Editoriaux - International - 23 août 2019

Quand l’anti-trumpisme devient du « soumissionnisme »

Il convient de préciser que ma position personnelle n’est pas favorable à l’OTAN, dont la raison d’être a cessé à la fin de l’URSS. Ce qui signifie que la France et l’Europe devront consentir les efforts adéquats pour assurer leur défense et leur rôle international de sécurité. La Conférence sur la sécurité et la coopération en Europe devra viser à dénucléariser notre continent et promouvoir une paix équilibrée, en Ukraine comme en Europe. Outre les départs de feu incessants de l’islamisme, les facteurs potentiels de guerre sont l’Iran, la Corée du Nord, la Chine. Trois pays non démocratiques et menaçants. Pourtant, dans leur frénésie anti-Trump, des intellectuels et des médias s’en prennent non seulement au président américain mais aussi à la faiblesse, réelle ou supposée, des USA et de leur armée.

Ici (Atlantico), un philosophe (Yves Michaud) s’en prend à la personne de Trump et s’interroge : « Est-ce une simple coïncidence si, dans le même temps où se déroule cette guerre commerciale, la Chine formule des menaces et avance régulièrement ses pions militaires du côté de Taïwan et du côté de Hong Kong ? » Si la Chine attaquait, ce serait donc la « faute à Trump » ?

Quant au HuffPost, il s’alarme d’un déséquilibre croissant au bénéfice de la Chine dans le Pacifique et relaie un appel au renforcement stratégique américain face à la menace chinoise.
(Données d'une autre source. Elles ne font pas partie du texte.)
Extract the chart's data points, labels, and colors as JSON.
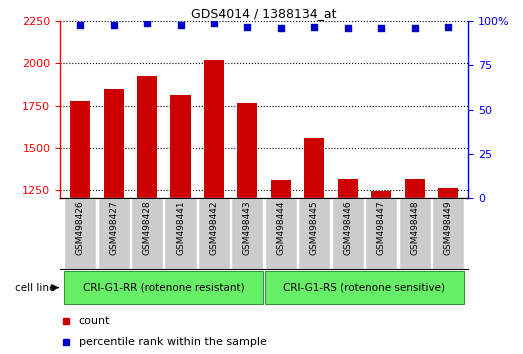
{
  "title": "GDS4014 / 1388134_at",
  "samples": [
    "GSM498426",
    "GSM498427",
    "GSM498428",
    "GSM498441",
    "GSM498442",
    "GSM498443",
    "GSM498444",
    "GSM498445",
    "GSM498446",
    "GSM498447",
    "GSM498448",
    "GSM498449"
  ],
  "counts": [
    1775,
    1850,
    1925,
    1810,
    2020,
    1765,
    1310,
    1560,
    1315,
    1245,
    1315,
    1260
  ],
  "percentile_ranks": [
    98,
    98,
    99,
    98,
    99,
    97,
    96,
    97,
    96,
    96,
    96,
    97
  ],
  "bar_color": "#cc0000",
  "dot_color": "#0000cc",
  "ylim_left": [
    1200,
    2250
  ],
  "ylim_right": [
    0,
    100
  ],
  "yticks_left": [
    1250,
    1500,
    1750,
    2000,
    2250
  ],
  "yticks_right": [
    0,
    25,
    50,
    75,
    100
  ],
  "ytick_right_labels": [
    "0",
    "25",
    "50",
    "75",
    "100%"
  ],
  "group1_label": "CRI-G1-RR (rotenone resistant)",
  "group2_label": "CRI-G1-RS (rotenone sensitive)",
  "group1_count": 6,
  "group2_count": 6,
  "cell_line_label": "cell line",
  "legend_count_label": "count",
  "legend_percentile_label": "percentile rank within the sample",
  "group_color": "#66ee66",
  "xticklabel_bg": "#cccccc",
  "fig_width": 5.23,
  "fig_height": 3.54,
  "dpi": 100
}
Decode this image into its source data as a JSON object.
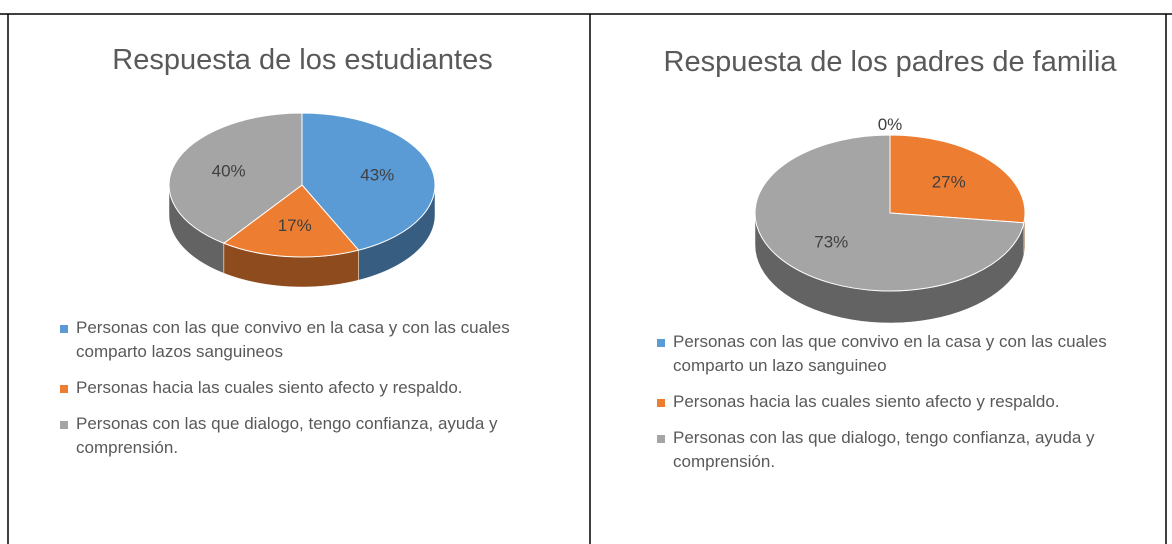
{
  "chart_data": [
    {
      "type": "pie",
      "title": "Respuesta de los estudiantes",
      "categories": [
        "Personas con las que convivo en la casa y con las cuales comparto lazos sanguineos",
        "Personas hacia las cuales siento afecto y respaldo.",
        "Personas con las que dialogo, tengo confianza, ayuda y comprensión."
      ],
      "values": [
        43,
        17,
        40
      ],
      "value_labels": [
        "43%",
        "17%",
        "40%"
      ],
      "colors": [
        "#5b9bd5",
        "#ed7d31",
        "#a5a5a5"
      ],
      "legend": "bottom"
    },
    {
      "type": "pie",
      "title": "Respuesta de los padres de familia",
      "categories": [
        "Personas con las que convivo en la casa y con las cuales comparto un lazo sanguineo",
        "Personas hacia las cuales siento afecto y respaldo.",
        "Personas con las que dialogo, tengo confianza, ayuda y comprensión."
      ],
      "values": [
        0,
        27,
        73
      ],
      "value_labels": [
        "0%",
        "27%",
        "73%"
      ],
      "colors": [
        "#5b9bd5",
        "#ed7d31",
        "#a5a5a5"
      ],
      "legend": "bottom"
    }
  ]
}
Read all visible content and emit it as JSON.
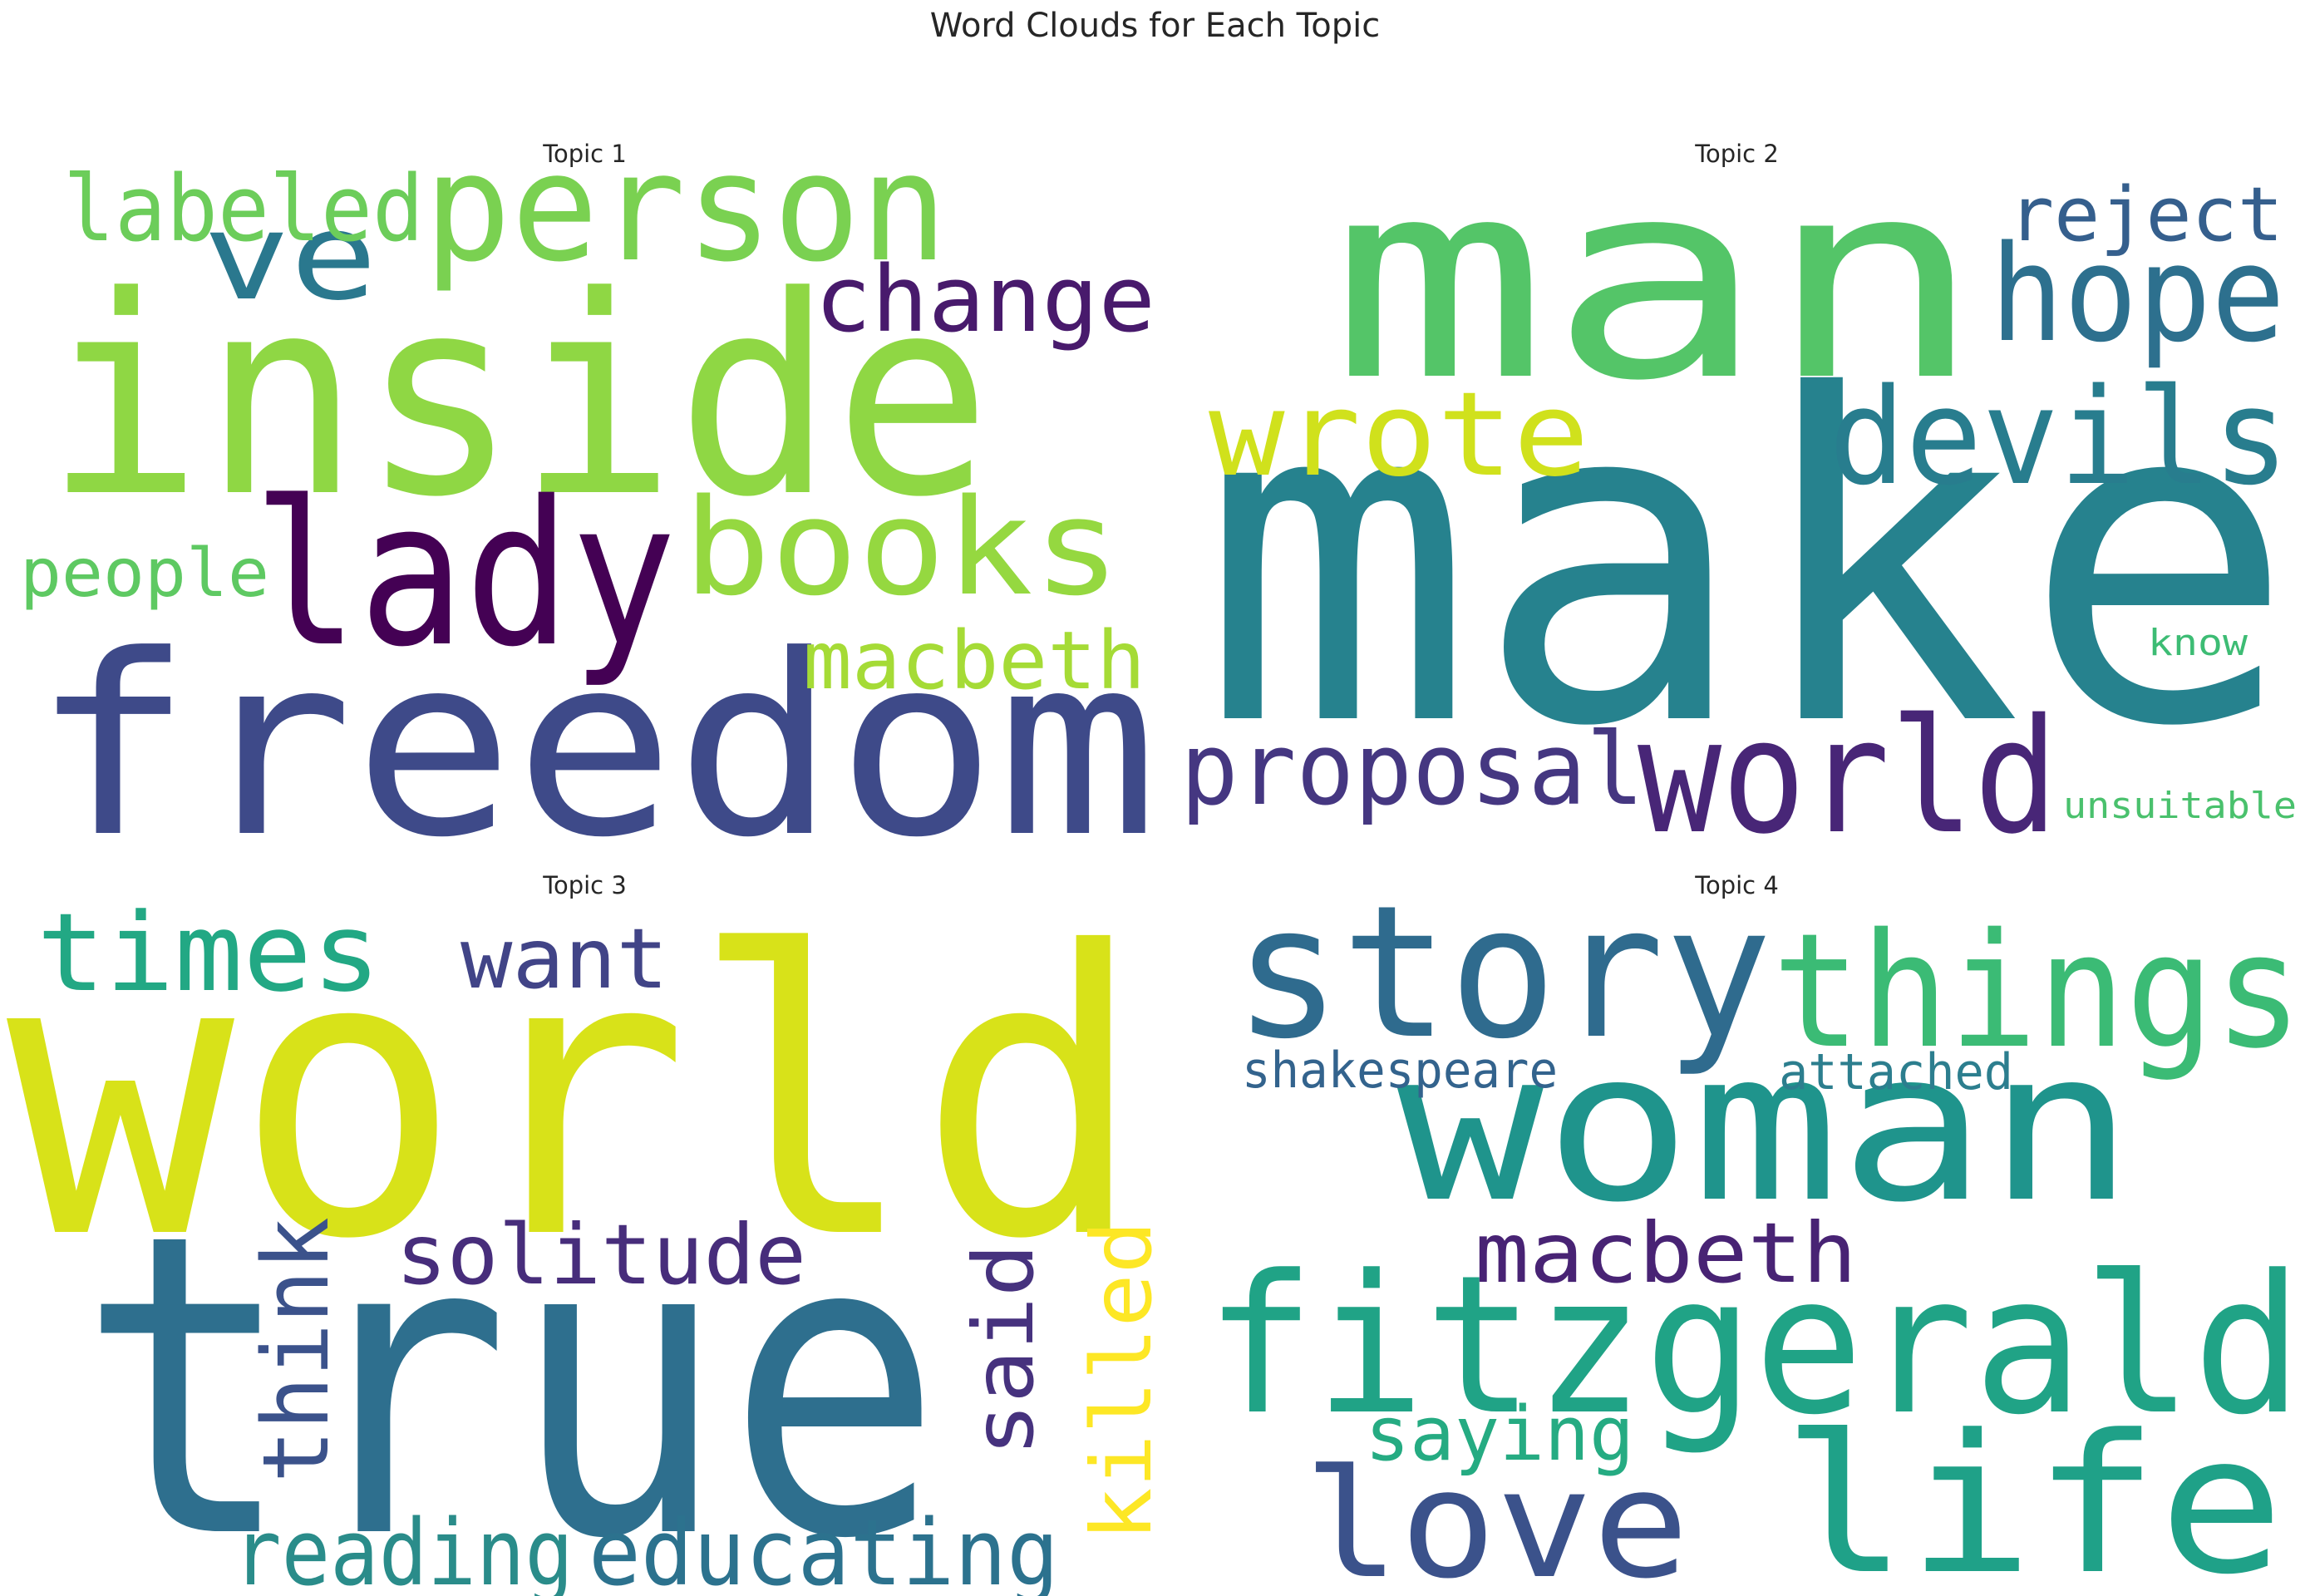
{
  "figure": {
    "title": "Word Clouds for Each Topic"
  },
  "topics": [
    {
      "label": "Topic 1",
      "words": [
        {
          "text": "inside",
          "color": "#8fd744"
        },
        {
          "text": "freedom",
          "color": "#3e4a89"
        },
        {
          "text": "lady",
          "color": "#440154"
        },
        {
          "text": "person",
          "color": "#7ad151"
        },
        {
          "text": "books",
          "color": "#95d840"
        },
        {
          "text": "ve",
          "color": "#2a788e"
        },
        {
          "text": "labeled",
          "color": "#6ccd5a"
        },
        {
          "text": "change",
          "color": "#481a6c"
        },
        {
          "text": "macbeth",
          "color": "#a5db36"
        },
        {
          "text": "people",
          "color": "#5ec962"
        }
      ]
    },
    {
      "label": "Topic 2",
      "words": [
        {
          "text": "make",
          "color": "#26828e"
        },
        {
          "text": "man",
          "color": "#54c568"
        },
        {
          "text": "world",
          "color": "#482677"
        },
        {
          "text": "hope",
          "color": "#2d708e"
        },
        {
          "text": "devils",
          "color": "#287d8e"
        },
        {
          "text": "wrote",
          "color": "#d0e11c"
        },
        {
          "text": "proposal",
          "color": "#453781"
        },
        {
          "text": "reject",
          "color": "#355f8d"
        },
        {
          "text": "know",
          "color": "#3dbc74"
        },
        {
          "text": "unsuitable",
          "color": "#4ac16d"
        }
      ]
    },
    {
      "label": "Topic 3",
      "words": [
        {
          "text": "world",
          "color": "#d8e219"
        },
        {
          "text": "true",
          "color": "#2e6f8e"
        },
        {
          "text": "times",
          "color": "#22a884"
        },
        {
          "text": "want",
          "color": "#414487"
        },
        {
          "text": "solitude",
          "color": "#472d7b"
        },
        {
          "text": "reading",
          "color": "#2a8c8a"
        },
        {
          "text": "educating",
          "color": "#2c728e"
        },
        {
          "text": "think",
          "color": "#3b528b"
        },
        {
          "text": "said",
          "color": "#46327e"
        },
        {
          "text": "killed",
          "color": "#fde725"
        }
      ]
    },
    {
      "label": "Topic 4",
      "words": [
        {
          "text": "story",
          "color": "#2f6b8e"
        },
        {
          "text": "things",
          "color": "#3bbb75"
        },
        {
          "text": "woman",
          "color": "#1f948c"
        },
        {
          "text": "fitzgerald",
          "color": "#20a386"
        },
        {
          "text": "life",
          "color": "#1fa188"
        },
        {
          "text": "love",
          "color": "#3b528b"
        },
        {
          "text": "macbeth",
          "color": "#482374"
        },
        {
          "text": "saying",
          "color": "#25ab82"
        },
        {
          "text": "shakespeare",
          "color": "#33638d"
        },
        {
          "text": "attached",
          "color": "#2c7e8e"
        }
      ]
    }
  ]
}
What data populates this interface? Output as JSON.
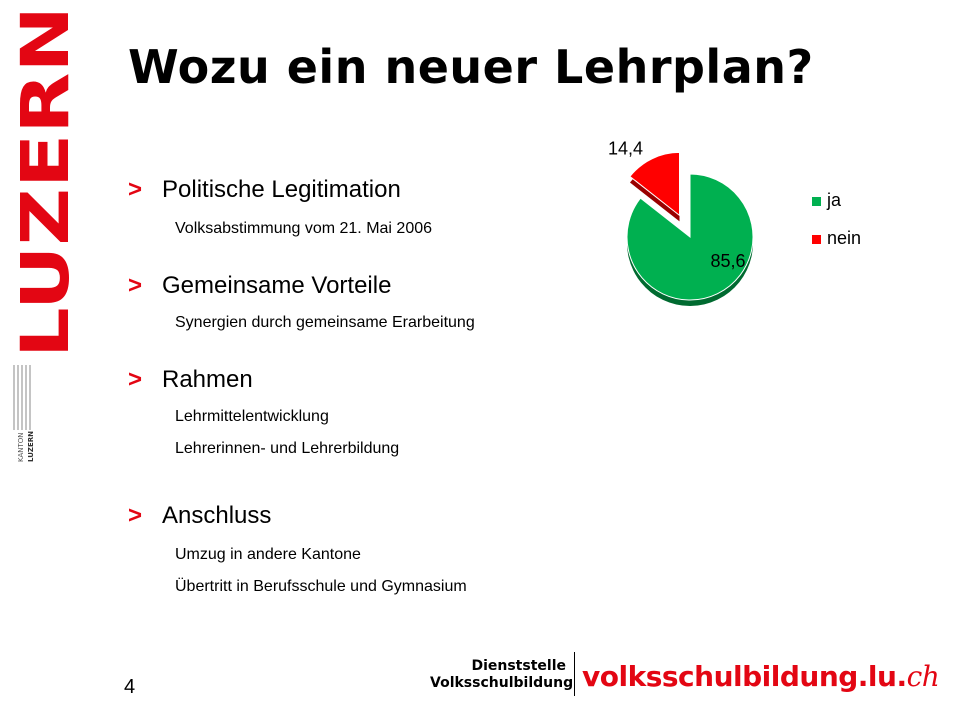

Il faut rappeler que l’affaiblissement actuel des USA vis-à-vis de la Chine, la Russie, l’Afghanistan et l’Iran est largement imputable à Obama et Hillary Clinton. Et que la très bonne situation économique des USA, si elle a été rendue possible par Obama, a été réussie par Trump .

Pour Le HuffPost, « les Américains ne sont plus en position de force militairement face à la Chine dans le Pacifique », selon une « très sérieuse étude » d’experts australiens (Centre des études sur les États-Unis de l’université de Sydney). Cette étude « décrit l’armée américaine comme une “force en train de s’atrophier” dont les capacités sont “dangereusement dépassées” et “mal préparée” pour une confrontation avec la Chine ». Cette réflexion est sans doute fondée mais semble néanmoins sous-estimer le potentiel des pays démocratiques face à la sombre dictature de Xi. Car le Japon, Taïwan, la Corée du Sud, les Philippines, la Nouvelle-Zélande, l’Australie et les 3e et 7e flottes américaines représentent encore un formidable potentiel qui encercle la Chine et qui, de surcroît – à Taïwan et au Japon -, a entrepris de renforcer ses capacités.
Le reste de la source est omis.